Purdey blew a raspberry. "I suspect that interest will wane now that they know that you're in the picture."
"It's never seemed to make much difference before," Gambit pointed out wryly. "If anything, they'll want to see if they can tempt you away from me. Nothing makes the male ego more determined than a challenge and the opportunity to get one up on the other bloke."
"You're not painting a terribly flattering portrait of your sex," Purdey observed, pulling back slightly from the warmth of Gambit's embrace so she could wrinkle her nose up at him.
"Nothing you haven't already worked out for yourself," Gambit predicted, grinning down at her visage. It did his soul good to see her looking unimpressed—or expressing any other emotion that wasn't panic or terror. "Don't worry, Purdey-girl. I'll be happy to fight for you—or let you fight for yourself."
Purdey's scrunched-up features instantly blossomed into a beaming smile. "And that, Mike Gambit," she said happily, leaning up to give him a quick kiss, "is one of the many reasons that I love you."
"One of many," Gambit mused, as Purdey snuggled back into his arms. "What else is on the list?"

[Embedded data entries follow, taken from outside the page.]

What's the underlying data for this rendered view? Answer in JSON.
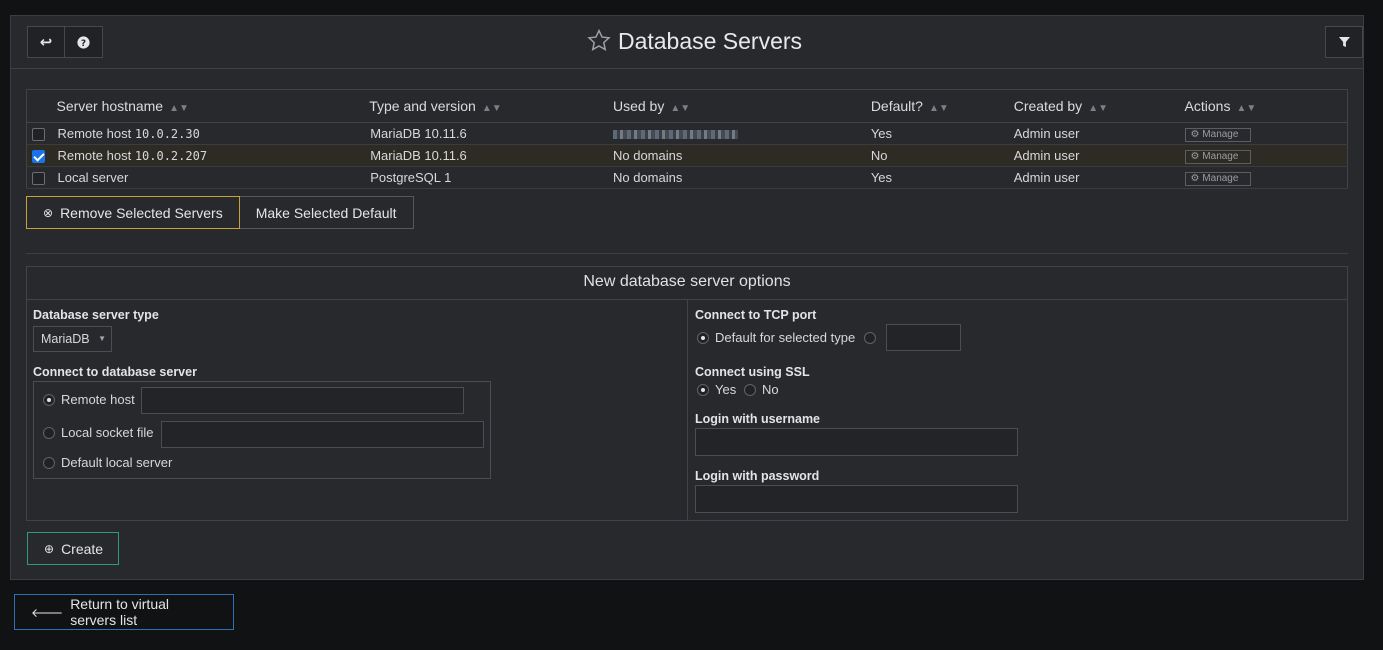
{
  "header": {
    "back_icon": "return-arrow-icon",
    "help_icon": "question-circle-icon",
    "title": "Database Servers",
    "filter_icon": "filter-icon"
  },
  "table": {
    "columns": [
      "Server hostname",
      "Type and version",
      "Used by",
      "Default?",
      "Created by",
      "Actions"
    ],
    "rows": [
      {
        "checked": false,
        "host_prefix": "Remote host",
        "host_ip": "10.0.2.30",
        "type": "MariaDB 10.11.6",
        "used_by": "",
        "default": "Yes",
        "created_by": "Admin user",
        "action": "Manage"
      },
      {
        "checked": true,
        "host_prefix": "Remote host",
        "host_ip": "10.0.2.207",
        "type": "MariaDB 10.11.6",
        "used_by": "No domains",
        "default": "No",
        "created_by": "Admin user",
        "action": "Manage"
      },
      {
        "checked": false,
        "host_prefix": "Local server",
        "host_ip": "",
        "type": "PostgreSQL 1",
        "used_by": "No domains",
        "default": "Yes",
        "created_by": "Admin user",
        "action": "Manage"
      }
    ]
  },
  "actions": {
    "remove": "Remove Selected Servers",
    "make_default": "Make Selected Default"
  },
  "options": {
    "title": "New database server options",
    "server_type_label": "Database server type",
    "server_type_value": "MariaDB",
    "connect_label": "Connect to database server",
    "connect_remote": "Remote host",
    "connect_socket": "Local socket file",
    "connect_default": "Default local server",
    "port_label": "Connect to TCP port",
    "port_default": "Default for selected type",
    "ssl_label": "Connect using SSL",
    "ssl_yes": "Yes",
    "ssl_no": "No",
    "username_label": "Login with username",
    "password_label": "Login with password",
    "create": "Create"
  },
  "footer": {
    "return": "Return to virtual servers list"
  },
  "colors": {
    "background": "#111214",
    "panel": "#27292d",
    "warning_border": "#c4a23a",
    "success_border": "#2e9c6e",
    "info_border": "#2f6fb8",
    "checkbox_on": "#1a73e8"
  }
}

"I'm not about to tell you, especially given what you've just told me about the male ego," Purdey tsked. "But after everything that's happened, I'm not letting you out of my sight. And since Kendrick's left strict instructions that you be allowed to recuperate, why would I want to go to the Ministry without you?"
Gambit smiled sadly. "That'll keep us safe for a few days," he allowed, stroking Purdey's hair. "But even Kendrick can't keep McKay and Larry at bay forever. Eventually, they're going to make us come in for a debriefing, and there are going to be questions that they're not going to like the answers to."
"I know," Purdey sighed, tracing idle patterns on his chest with her index finger. "But we don't have to answer them today, do we?"
Gambit pulled her a little bit closer. "No," he agreed softly. "We don't."
"And that means, for today at least, we can just lie here, together, for as long as we like," Purdey went on, also snuggling closer.
"Definitely," Gambit agreed, letting his eyes slide closed. In spite of everything he knew they'd have to face in the coming days, Purdey's words made sense. Giving themselves permission to rest and recover and not worry about what happened next was just what they needed. The idea was so appealing, so calming, that Gambit thought he might even be able to go back to sleep. They lay in silence for a moment. And then…
"At least, until we get hungry for breakfast," Purdey added coyly. "I mean, if we are going to have to answer for our actions, we'll need to keep our strength up." She untucked her head from beneath his chin and smiled guilelessly up at him. "Won't we?"
Gambit shook his head fondly. "All right, Purdey-girl, what do you want for breakfast?"
"Omelettes," came the response.
"Then we'd better get started," Gambit observed, disentangling himself from Purdey as gingerly as possible to spare his stitches. "Let's hope I have enough eggs."